Car industry set to meet 2024 EV sales target, analysis finds
The UK car industry is on course to meet the Government’s electric vehicle sales requirement this year despite some manufacturers complaining it is too tough, according to new analysis.
The Energy and Climate Intelligence Unit (ECIU) think tank said this is because the zero-emission vehicle (Zev) mandate takes into account credits earned from selling lower-emission hybrid petrol and diesel vehicles, as well as sales of fully electric vehicles.
It calculated the former is on track to achieve a market share of more than 3% this year, with the latter at around 19%.
This means the Zev mandate target of 22% for each manufacturer is set to be achieved as an average across the industry, the ECIU said.
The mandate is having the desired effect of driving down costs and driving up sales
Colin Walker, ECIU
The percentage will increase each year, such as to 28% in 2025 and 80% in 2030.
Failure to abide by the mandate or make use of flexibilities – such as buying credits from rival companies or making more sales in future years – will result in a manufacturer being required to pay the Government £15,000 per polluting car sold above the limits.
Industry body the Society of Motor Manufacturers and Traders (SMMT) insisted more flexibilities are needed to enable some car makers to meet “the challenging target set this year”.
The Government is developing a consultation on relaxing the mandate’s rules following pressure from the automotive industry.
ECIU head of transport Colin Walker said: “The mandate is having the desired effect of driving down costs and driving up sales, enabling more families to get behind the wheel of cleaner, cheaper-to-run cars.
“Some manufacturers have been slow to wake up to the global shift towards EVs and are being left behind, but many – including BMW, Mercedes and Hyundai – are ahead of the mandate targets.

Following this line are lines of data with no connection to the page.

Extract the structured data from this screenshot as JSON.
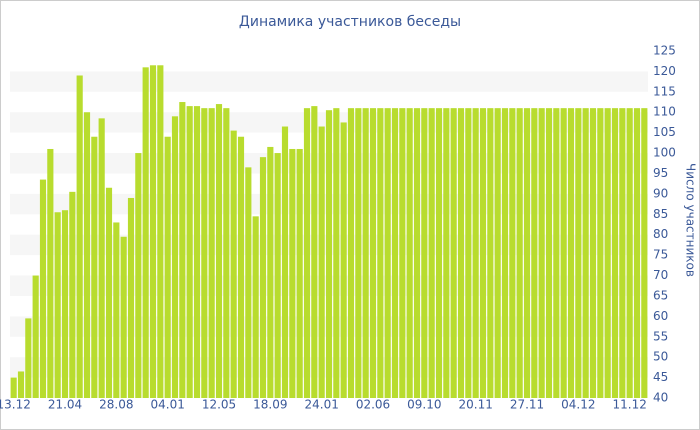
{
  "chart_data": {
    "type": "bar",
    "title": "Динамика участников беседы",
    "y_label": "Число участников",
    "categories": [
      "13.12",
      null,
      null,
      null,
      null,
      null,
      null,
      "21.04",
      null,
      null,
      null,
      null,
      null,
      null,
      "28.08",
      null,
      null,
      null,
      null,
      null,
      null,
      "04.01",
      null,
      null,
      null,
      null,
      null,
      null,
      "12.05",
      null,
      null,
      null,
      null,
      null,
      null,
      "18.09",
      null,
      null,
      null,
      null,
      null,
      null,
      "24.01",
      null,
      null,
      null,
      null,
      null,
      null,
      "02.06",
      null,
      null,
      null,
      null,
      null,
      null,
      "09.10",
      null,
      null,
      null,
      null,
      null,
      null,
      "20.11",
      null,
      null,
      null,
      null,
      null,
      null,
      "27.11",
      null,
      null,
      null,
      null,
      null,
      null,
      "04.12",
      null,
      null,
      null,
      null,
      null,
      null,
      "11.12",
      null,
      null
    ],
    "values": [
      45,
      46.5,
      59.5,
      70,
      93.5,
      101,
      85.5,
      86,
      90.5,
      119,
      110,
      104,
      108.5,
      91.5,
      83,
      79.5,
      89,
      100,
      121,
      121.5,
      121.5,
      104,
      109,
      112.5,
      111.5,
      111.5,
      111,
      111,
      112,
      111,
      105.5,
      104,
      96.5,
      84.5,
      99,
      101.5,
      100,
      106.5,
      101,
      101,
      111,
      111.5,
      106.5,
      110.5,
      111,
      107.5,
      111,
      111,
      111,
      111,
      111,
      111,
      111,
      111,
      111,
      111,
      111,
      111,
      111,
      111,
      111,
      111,
      111,
      111,
      111,
      111,
      111,
      111,
      111,
      111,
      111,
      111,
      111,
      111,
      111,
      111,
      111,
      111,
      111,
      111,
      111,
      111,
      111,
      111,
      111,
      111,
      111
    ],
    "color": "#b8dc2e",
    "ylim": [
      40,
      125
    ],
    "yticks": [
      40,
      45,
      50,
      55,
      60,
      65,
      70,
      75,
      80,
      85,
      90,
      95,
      100,
      105,
      110,
      115,
      120,
      125
    ],
    "grid": true
  }
}
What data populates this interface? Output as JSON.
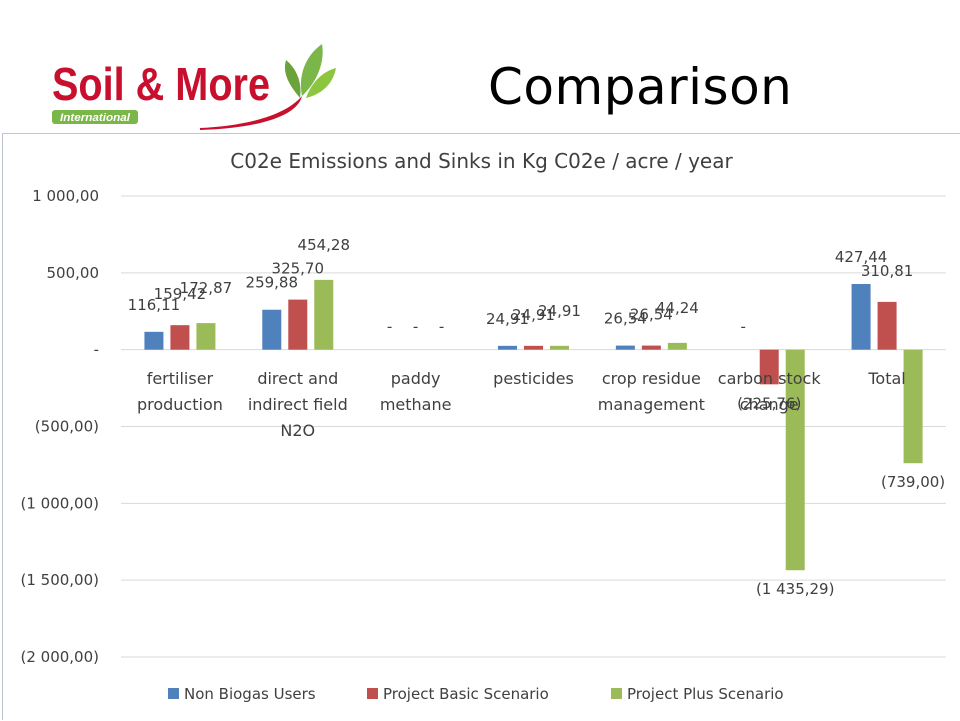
{
  "header": {
    "title": "Comparison",
    "logo": {
      "brand": "Soil & More",
      "subtitle": "International"
    }
  },
  "colors": {
    "series": [
      "#4f81bd",
      "#c0504d",
      "#9bbb59"
    ],
    "logo_red": "#c8102e",
    "logo_green": "#7ab648",
    "grid": "#d9d9d9",
    "frame": "#bfc6d0",
    "text": "#404040"
  },
  "chart_data": {
    "type": "bar",
    "title": "C02e Emissions and Sinks in Kg C02e / acre / year",
    "xlabel": "",
    "ylabel": "",
    "ylim": [
      -2000,
      1000
    ],
    "yticks": [
      1000,
      500,
      0,
      -500,
      -1000,
      -1500,
      -2000
    ],
    "ytick_labels": [
      "1 000,00",
      "500,00",
      "-",
      "(500,00)",
      "(1 000,00)",
      "(1 500,00)",
      "(2 000,00)"
    ],
    "grid": true,
    "legend": "bottom",
    "categories": [
      [
        "fertiliser",
        "production"
      ],
      [
        "direct and",
        "indirect field",
        "N2O"
      ],
      [
        "paddy",
        "methane"
      ],
      [
        "pesticides"
      ],
      [
        "crop residue",
        "management"
      ],
      [
        "carbon stock",
        "change"
      ],
      [
        "Total"
      ]
    ],
    "series": [
      {
        "name": "Non Biogas Users",
        "values": [
          116.11,
          259.88,
          0,
          24.91,
          26.54,
          0,
          427.44
        ],
        "labels": [
          "116,11",
          "259,88",
          "-",
          "24,91",
          "26,54",
          "-",
          "427,44"
        ]
      },
      {
        "name": "Project Basic Scenario",
        "values": [
          159.42,
          325.7,
          0,
          24.91,
          26.54,
          -225.76,
          310.81
        ],
        "labels": [
          "159,42",
          "325,70",
          "-",
          "24,91",
          "26,54",
          "(225,76)",
          "310,81"
        ]
      },
      {
        "name": "Project Plus Scenario",
        "values": [
          172.87,
          454.28,
          0,
          24.91,
          44.24,
          -1435.29,
          -739.0
        ],
        "labels": [
          "172,87",
          "454,28",
          "-",
          "24,91",
          "44,24",
          "(1 435,29)",
          "(739,00)"
        ]
      }
    ]
  }
}
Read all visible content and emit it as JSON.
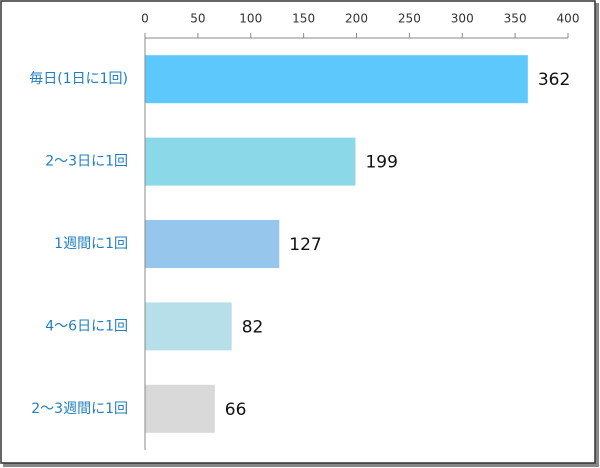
{
  "chart_data": {
    "type": "bar",
    "orientation": "horizontal",
    "categories": [
      "毎日(1日に1回)",
      "2～3日に1回",
      "1週間に1回",
      "4～6日に1回",
      "2～3週間に1回"
    ],
    "values": [
      362,
      199,
      127,
      82,
      66
    ],
    "colors": [
      "#5cc8fb",
      "#8bd8e9",
      "#97c6ec",
      "#b7dfe9",
      "#d9d9d9"
    ],
    "xlim": [
      0,
      400
    ],
    "xticks": [
      0,
      50,
      100,
      150,
      200,
      250,
      300,
      350,
      400
    ]
  }
}
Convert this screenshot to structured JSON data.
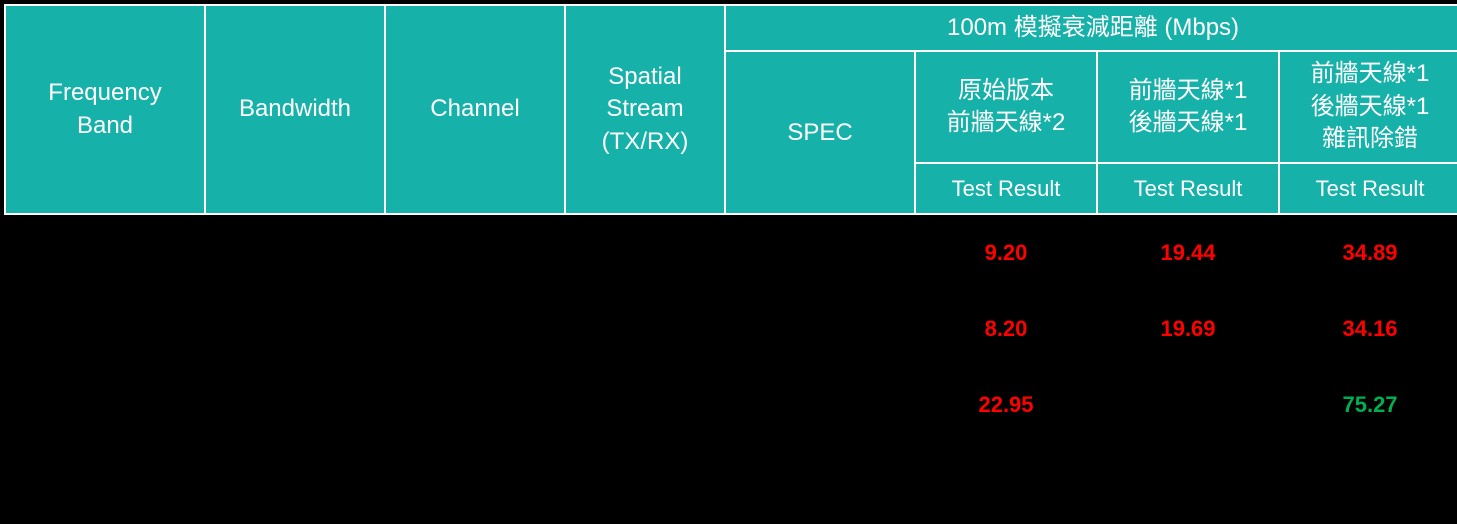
{
  "colors": {
    "header_bg": "#16b1a9",
    "header_fg": "#ffffff",
    "header_border": "#ffffff",
    "body_bg": "#000000",
    "value_red": "#ff0000",
    "value_green": "#00b050"
  },
  "header": {
    "freq": "Frequency\nBand",
    "bw": "Bandwidth",
    "ch": "Channel",
    "ss": "Spatial\nStream\n(TX/RX)",
    "group": "100m 模擬衰減距離 (Mbps)",
    "spec": "SPEC",
    "col1_title": "原始版本\n前牆天線*2",
    "col2_title": "前牆天線*1\n後牆天線*1",
    "col3_title": "前牆天線*1\n後牆天線*1\n雜訊除錯",
    "test_result": "Test Result"
  },
  "rows": [
    {
      "r1": {
        "val": "9.20",
        "cls": "red"
      },
      "r2": {
        "val": "19.44",
        "cls": "red"
      },
      "r3": {
        "val": "34.89",
        "cls": "red"
      }
    },
    {
      "r1": {
        "val": "8.20",
        "cls": "red"
      },
      "r2": {
        "val": "19.69",
        "cls": "red"
      },
      "r3": {
        "val": "34.16",
        "cls": "red"
      }
    },
    {
      "r1": {
        "val": "22.95",
        "cls": "red"
      },
      "r2": {
        "val": "",
        "cls": ""
      },
      "r3": {
        "val": "75.27",
        "cls": "green"
      }
    }
  ]
}
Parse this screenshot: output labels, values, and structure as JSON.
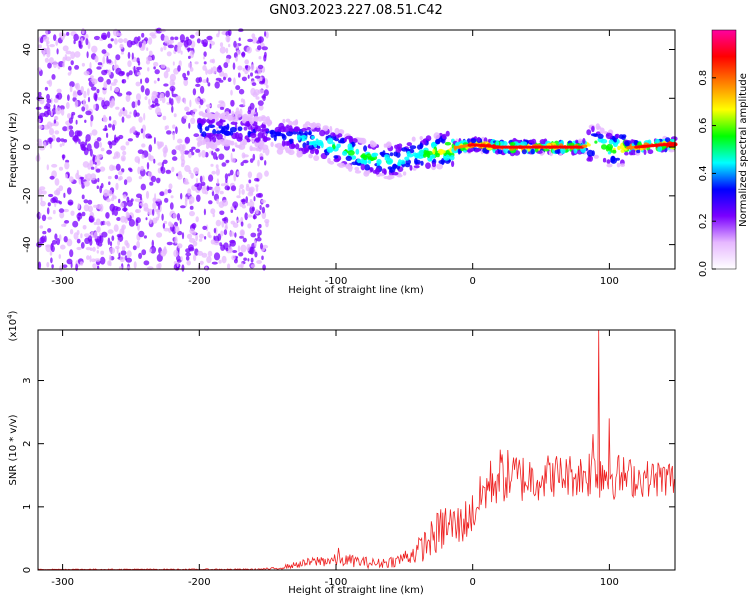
{
  "title": "GN03.2023.227.08.51.C42",
  "chart_data": [
    {
      "type": "heatmap",
      "xlabel": "Height of straight line (km)",
      "ylabel": "Frequency (Hz)",
      "xlim": [
        -318,
        148
      ],
      "ylim": [
        -50,
        48
      ],
      "xticks": [
        -300,
        -200,
        -100,
        0,
        100
      ],
      "yticks": [
        -40,
        -20,
        0,
        20,
        40
      ],
      "colorbar": {
        "label": "Normalized spectral amplitude",
        "range": [
          0,
          1
        ],
        "ticks": [
          "0.0",
          "0.2",
          "0.4",
          "0.6",
          "0.8"
        ],
        "colors": [
          "#ffffff",
          "#e6b8ff",
          "#7a00ff",
          "#0000ff",
          "#00ffff",
          "#00ff00",
          "#ffff00",
          "#ff8000",
          "#ff0000",
          "#ff00a0"
        ]
      },
      "ridge": {
        "x": [
          -200,
          -180,
          -160,
          -140,
          -120,
          -100,
          -80,
          -60,
          -40,
          -20,
          0,
          20,
          40,
          60,
          80,
          90,
          100,
          120,
          140,
          148
        ],
        "frequency": [
          7,
          7,
          6,
          5,
          3,
          0,
          -4,
          -6,
          -3,
          -1,
          1,
          0,
          0,
          0,
          0,
          2,
          -1,
          0,
          1,
          1
        ],
        "amplitude": [
          0.35,
          0.35,
          0.3,
          0.35,
          0.45,
          0.55,
          0.55,
          0.5,
          0.5,
          0.7,
          0.85,
          0.9,
          0.9,
          0.9,
          0.85,
          0.55,
          0.6,
          0.85,
          0.9,
          0.9
        ]
      },
      "noise_region_x": [
        -318,
        -150
      ]
    },
    {
      "type": "line",
      "xlabel": "Height of straight line (km)",
      "ylabel": "SNR (10 * v/v)",
      "multiplier": "(x10",
      "multiplier_exp": "4",
      "multiplier_close": ")",
      "xlim": [
        -318,
        148
      ],
      "ylim": [
        0,
        3.8
      ],
      "xticks": [
        -300,
        -200,
        -100,
        0,
        100
      ],
      "yticks": [
        0,
        1,
        2,
        3
      ],
      "color": "#ee2222",
      "envelope": {
        "x": [
          -318,
          -160,
          -145,
          -130,
          -110,
          -90,
          -70,
          -55,
          -40,
          -30,
          -20,
          -10,
          0,
          10,
          20,
          40,
          60,
          80,
          90,
          100,
          120,
          148
        ],
        "mean": [
          0.01,
          0.01,
          0.02,
          0.08,
          0.15,
          0.15,
          0.1,
          0.15,
          0.3,
          0.5,
          0.7,
          0.7,
          0.9,
          1.3,
          1.5,
          1.45,
          1.5,
          1.5,
          1.6,
          1.5,
          1.45,
          1.45
        ],
        "amplitude": [
          0.005,
          0.01,
          0.02,
          0.05,
          0.1,
          0.1,
          0.08,
          0.1,
          0.2,
          0.3,
          0.4,
          0.35,
          0.35,
          0.4,
          0.45,
          0.4,
          0.35,
          0.35,
          0.5,
          0.4,
          0.3,
          0.3
        ]
      },
      "spikes": [
        {
          "x": 92,
          "y": 3.85
        },
        {
          "x": 100,
          "y": 2.4
        },
        {
          "x": 88,
          "y": 2.15
        },
        {
          "x": -98,
          "y": 0.35
        }
      ]
    }
  ]
}
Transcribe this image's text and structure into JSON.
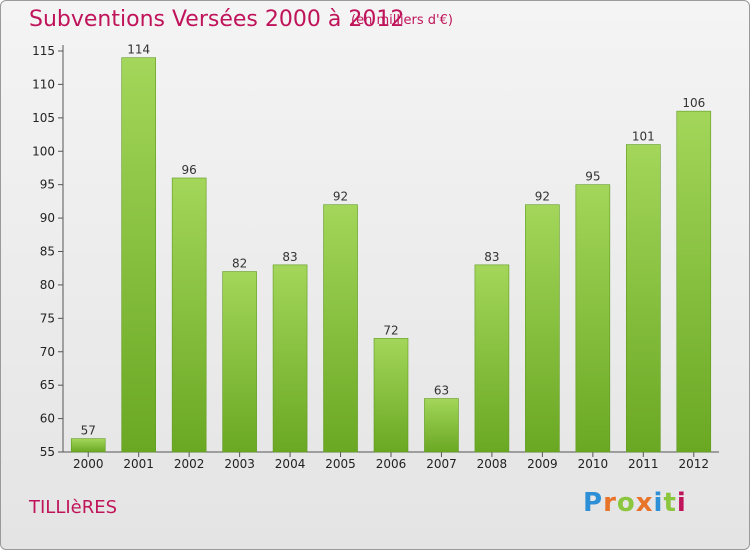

“Lowering the UK’s EV ambitions by weakening the mandate would risk putting the UK car industry in the slow lane at a time when global competition is hotting up, and stalling billions of pounds of investment in charging infrastructure.
“Weakening the mandate will remove competition, prices could well increase, growth in EV sales will slow and expansion of the second-hand EV market will be held back, leaving people stuck driving dirtier and more expensive-to-run petrol cars for longer.”
Ginny Buckley, chief executive of car buying website Electrifying.com, said: “The Zev mandate ensures that the car industry shifts away from fossil fuels, providing it with a clear direction and timeline to work from, allowing manufacturers to plan production, streamline supply chains, and invest in new technology effectively.”
SMMT chief executive Mike Hawes said: “While registrations of new electric vehicles are increasing, underlying demand is still significantly below expectations.
“This is forcing manufacturers to subsidise the transition to the tune of £4 billion this year alone.
“Existing flexibilities in the regulation do help, but they are insufficient to meet the challenging target set this year, such that manufacturers are having to consider constraining the sale on non-EV vehicles, credit purchases from rivals, or exorbitant compliance payments to Government.
“A successful mandate that drives decarbonisation needs flexibilities that recognise volume growth is more important than market share.
“Workable regulation – backed with incentives – will set us up for success and green growth over the next decade.”
A Department for Transport spokesperson said: “The flexibilities included in the zero-emission vehicle mandate mean we expect all manufacturers will meet their targets for 2024.
“As more people make a switch to electric vehicles, they’ll see the benefits of cheaper motoring, lower emissions, and we’ll drive growth and jobs in the industries of the future.
“We are investing £2.3 billion to boost the uptake of electric vehicles, and our measures are working, with EVs making up one in four of all cars sold this November.”